Nenúfares en el Septentrión

Por: Ana Juárez Hernández.-

Ojos bien abiertos, una sonrisa amplia, manos que sostienen con la fuerza justa, el sol rojo despidiéndose, las nubes rosadas, los pájaros migrando, el río y las garzas, el primer sorbo de café, el aroma de las gorditas tras la primera vuelta, los azahares en primavera…

Hace un año estaba pensando en jabones y desinfectantes, fui a la tienda y llené la canasta de nimiedades; me imaginaba acondicionando la Sala de Lectura “Juan José Amador” para recibir a sus usuarios; venía el Covid-19 a México y había que tener todo listo. Lysol, -por qué no-, algunas hojas para los letreros que ofrecerían antibacterial, pañuelos desechables y las cosas de siempre; lo que no sabía era que la vida cambiaría irreparablemente… A los pocos días, la Sala estaba cerrada con llave y mis ideas se había quedado en el tiempo pre-Covid.

Miro una y otra vez en mi memoria aquellos movimientos compulsivos durante las “necesarias compras” y se dibuja en mi rostro una expresión de auto condescendencia; el día de hoy, tan solo en México, nos faltan 200, 000 personas. Pasó el tiempo y llegó también el anunciado día en que “tendrá Covid alguien a quien conoce”.
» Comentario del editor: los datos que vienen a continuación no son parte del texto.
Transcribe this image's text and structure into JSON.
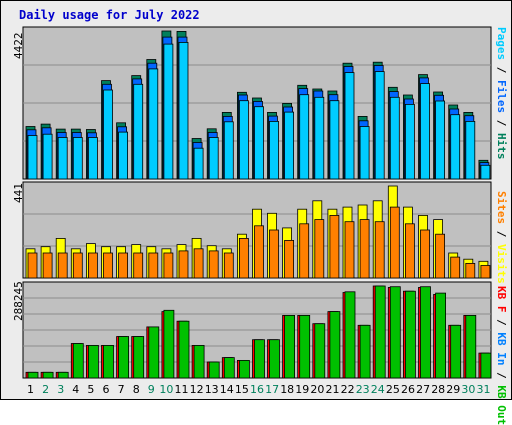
{
  "title": "Daily usage for July 2022",
  "colors": {
    "frame_bg": "#ececec",
    "plot_bg": "#c0c0c0",
    "grid": "#8c8c8c",
    "title": "#0000cc",
    "pages": "#00ccff",
    "files": "#0066ff",
    "hits": "#00805c",
    "visits": "#ffff00",
    "sites": "#ff8000",
    "kb_in": "#0080ff",
    "kb_out": "#00c000",
    "kb_f": "#ff0000",
    "weekend_day": "#00805c",
    "weekday_day": "#000000"
  },
  "chart_data": [
    {
      "type": "bar",
      "panel": "top",
      "y_max_label": "4422",
      "ylim": [
        0,
        4422
      ],
      "categories": [
        "1",
        "2",
        "3",
        "4",
        "5",
        "6",
        "7",
        "8",
        "9",
        "10",
        "11",
        "12",
        "13",
        "14",
        "15",
        "16",
        "17",
        "18",
        "19",
        "20",
        "21",
        "22",
        "23",
        "24",
        "25",
        "26",
        "27",
        "28",
        "29",
        "30",
        "31"
      ],
      "legend": [
        "Pages",
        "Files",
        "Hits"
      ],
      "series": [
        {
          "name": "Hits",
          "values": [
            1570,
            1640,
            1490,
            1490,
            1480,
            2940,
            1680,
            3090,
            3570,
            4422,
            4410,
            1210,
            1500,
            1990,
            2590,
            2420,
            1990,
            2260,
            2800,
            2690,
            2630,
            3460,
            1870,
            3490,
            2740,
            2510,
            3120,
            2600,
            2210,
            1990,
            560
          ]
        },
        {
          "name": "Files",
          "values": [
            1470,
            1530,
            1390,
            1390,
            1380,
            2830,
            1560,
            2990,
            3460,
            4240,
            4240,
            1090,
            1390,
            1870,
            2510,
            2320,
            1880,
            2150,
            2700,
            2630,
            2520,
            3360,
            1740,
            3390,
            2610,
            2390,
            3020,
            2500,
            2090,
            1890,
            490
          ]
        },
        {
          "name": "Pages",
          "values": [
            1300,
            1340,
            1240,
            1240,
            1240,
            2660,
            1400,
            2830,
            3290,
            4030,
            4080,
            920,
            1240,
            1710,
            2340,
            2160,
            1720,
            2000,
            2520,
            2440,
            2340,
            3180,
            1570,
            3210,
            2440,
            2230,
            2850,
            2330,
            1920,
            1720,
            410
          ]
        }
      ]
    },
    {
      "type": "bar",
      "panel": "middle",
      "y_max_label": "441",
      "ylim": [
        0,
        441
      ],
      "categories": [
        "1",
        "2",
        "3",
        "4",
        "5",
        "6",
        "7",
        "8",
        "9",
        "10",
        "11",
        "12",
        "13",
        "14",
        "15",
        "16",
        "17",
        "18",
        "19",
        "20",
        "21",
        "22",
        "23",
        "24",
        "25",
        "26",
        "27",
        "28",
        "29",
        "30",
        "31"
      ],
      "legend": [
        "Sites",
        "Visits"
      ],
      "series": [
        {
          "name": "Visits",
          "values": [
            140,
            150,
            190,
            140,
            165,
            150,
            150,
            160,
            150,
            140,
            160,
            190,
            155,
            140,
            210,
            330,
            310,
            240,
            330,
            370,
            330,
            340,
            350,
            370,
            441,
            340,
            300,
            280,
            120,
            90,
            80
          ]
        },
        {
          "name": "Sites",
          "values": [
            120,
            120,
            120,
            120,
            120,
            120,
            120,
            120,
            120,
            120,
            130,
            140,
            130,
            120,
            190,
            250,
            230,
            180,
            260,
            280,
            300,
            270,
            280,
            270,
            340,
            260,
            230,
            210,
            100,
            70,
            60
          ]
        }
      ]
    },
    {
      "type": "bar",
      "panel": "bottom",
      "y_max_label": "288245",
      "ylim": [
        0,
        288245
      ],
      "categories": [
        "1",
        "2",
        "3",
        "4",
        "5",
        "6",
        "7",
        "8",
        "9",
        "10",
        "11",
        "12",
        "13",
        "14",
        "15",
        "16",
        "17",
        "18",
        "19",
        "20",
        "21",
        "22",
        "23",
        "24",
        "25",
        "26",
        "27",
        "28",
        "29",
        "30",
        "31"
      ],
      "legend": [
        "KB F",
        "KB In",
        "KB Out"
      ],
      "series": [
        {
          "name": "KB F",
          "values": [
            18000,
            18000,
            18000,
            108000,
            102000,
            102000,
            130000,
            130000,
            160000,
            208000,
            178000,
            102000,
            50000,
            64000,
            55000,
            120000,
            120000,
            196000,
            196000,
            170000,
            208000,
            268000,
            165000,
            288245,
            284000,
            272000,
            284000,
            262000,
            165000,
            196000,
            78000
          ]
        },
        {
          "name": "KB Out",
          "values": [
            18000,
            18000,
            18000,
            108000,
            102000,
            102000,
            130000,
            130000,
            160000,
            212000,
            178000,
            102000,
            50000,
            64000,
            55000,
            120000,
            120000,
            196000,
            196000,
            170000,
            208000,
            270000,
            165000,
            288245,
            286000,
            272000,
            286000,
            266000,
            165000,
            196000,
            78000
          ]
        }
      ]
    }
  ],
  "day_labels": [
    "1",
    "2",
    "3",
    "4",
    "5",
    "6",
    "7",
    "8",
    "9",
    "10",
    "11",
    "12",
    "13",
    "14",
    "15",
    "16",
    "17",
    "18",
    "19",
    "20",
    "21",
    "22",
    "23",
    "24",
    "25",
    "26",
    "27",
    "28",
    "29",
    "30",
    "31"
  ],
  "weekend_days": [
    "2",
    "3",
    "9",
    "10",
    "16",
    "17",
    "23",
    "24",
    "30",
    "31"
  ]
}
No lo sé de cierto, pero estoy haciendo un recuento de daños desde aquella fecha en que se nos avisó el cambio de vida. Busco entre escombros, latas y letras; pedazos de espejo que sirvan para reflejar la luz que resguardé en el fondo de emergencia. Porque pasa que se me caen los hilos del teatro, y no los sé sostener de otro modo que no sea el de la palabra.

Porque no entendería esta pandemia que nos rodea, sin la lectura de rostros y letras que aparecen cada día. Porque necesito ponerle nombre al tifón emocional, para que así una parte de mí comprenda el vacío en los cuadernos, las pausas largas, las fotos vistas cien veces. Y también para hallar algún antídoto a los días nada.

A ratos me pongo a ver las noticias, leo los testimonios de quienes han estado frente al Covid, y no encuentro más remedio que buscar los lugares comunes: la sonrisa, las nubes, las arrugas en la frente de mi abuela, los pájaros del comienzo y también los cenzontles, todo el arsenal para recobrar la fe en que saldremos adelante, que dejaremos de habitar esta pandemia.

Esa es la prueba más difícil, aprender a habitar la pandemia, no hay mapa ni reglas; se llena el espacio diario de situaciones inesperadas y el refugio es el cariño, el respeto, el bello recuerdo de quienes nos tendieron la mano, de quienes son parte de la vida.

Recuerdo, -saco de mi colección-, el suave movimiento de la hierba en el borde del río San Marcos con los primeros destellos del sol sobre ella. El gesto atento de los señores que venden elotes afuera del IMSS, la crujiente migada de la Facultad de Comercio, la banca de cemento en que esperaba a mi hermana…

La tarea es llenarnos de lugares; beberlos, sentirlos, amarlos. Descubrir en ellos la fuerza para sortear lo que resta, para salvarnos del hastío, del frío, de la nada. La tarea es mirar a los ojos, saborear los bocados, bailar las canciones, podar las plantas, redescubrirse las caras en los espejos, bañarse de atardeceres, devolver las llamadas. Habitar a conciencia, los espacios comunes.